Такие заболевания как рахит, фиброзная дисплазия (замещение костной ткани фиброзной), костный туберкулез, остеомиелит (воспаление костной ткани) имеют схожие симптомы и принципиально разные подходы в лечении, поэтому требуют тщательного сбора анамнеза.
Методы лечения
При помощи консервативной терапии влиять на патологию практически невозможно. В большинстве клинических ситуаций болезнь Олье требует хирургического вмешательства.
Прямые показания к проведению операции:
- резко выраженная деформация конечностей;
- значительное укорочение сегментов верхних и нижних конечностей;
- перерождение патологии в злокачественное новообразование;
- патологический перелом.
В детском возрасте оперативное вмешательство противопоказано из-за быстрого рецидива болезни. При поражении нижних конечностей показана коррекция ортопедической обувью. К операции прибегают в подростковом или юношеском возрасте, когда завершается интенсивный рост.
При диагностировании патологического процесса в кистях рук для предотвращения дальнейшей деформации необходимо удаление хрящевых очагов в фалангах пальцев. Назначается выскабливание места патологического образования, краевое или частичное удаление фаланги. Дефект замещается костным ауто- или аллотрансплантатом (трансплантаты, полученные от донора).
Послеоперационная реабилитация больных с болезнью Олье предполагает исключительно оценку роста физиологического развития. Других восстановительных мер не предусмотрено.
О результате терапии можно судить только после устранения всех компонентов деформации. В первый год после операции результат бывает действенным, но в процессе роста пациента может возникнуть рецидив и необходимость повторного хирургического вмешательства.
Для справки. Примерно у 60% пациентов с хондроматозом выявляются онкологические процессы.
При отставании в росте локтевой или лучевой костей применяются:
- аппарат Илизарова – медицинское изобретение, предназначенное для скрепления фрагментов костной ткани на длительный период, а также для её сжатия или растяжения;
- спице-стержневой аппарат, предназначенный для внешней фиксации деформированных конечностей.

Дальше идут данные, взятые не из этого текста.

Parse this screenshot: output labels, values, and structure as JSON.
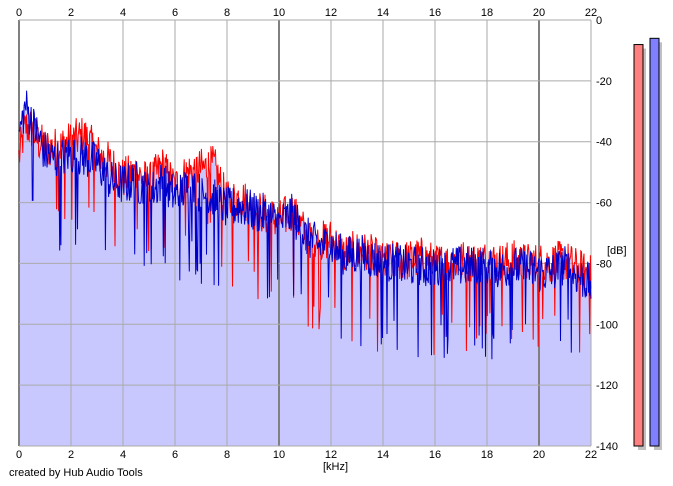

Цель лечения при помощи медицинских аппаратов – устранение деформации в смежном суставе и удлинение укороченной костной ткани. Аппарат снимается после образования боковых корковых пластинок и уплотнения восстанавливаемого участка.
Способ лечения локтевой косорукости зависит от степени деформации. Терапевтические манипуляции сводятся к удлинению укороченной локтевой кости при одновременном устранении отклонения кисти, закрытому устранению искривления лучевой кости.
Ортопедическое лечение
Чтобы компенсировать недостающую длину пораженной кости, необходима коррекция ортопедическими конструкциями и обувью. Изделия изготавливаются по индивидуальным замерам. Отмечается эффективность ортопедической терапии при лечении детей.
В малом возрасте костная ткань более пластична и лучше поддается коррекции. Обувь с ортопедическим эффектом способствует восстановлению утраченной функции конечности, нормализует биомеханику движения, снимает усталость и болевой синдром.
Заключение
Первые признаки болезни Олье развиваются в раннем детстве, а лечение часто требует операционного вмешательства. Операция допустима только при достижении ребенком подросткового или юношеского возраста. Раньше проведение операции нецелесообразно по причине возможного рецидива патологии.
При своевременном обращении к врачу прогнозы в большинстве случаев положительные. Внимательно и бережно относитесь к себе и будьте здоровы!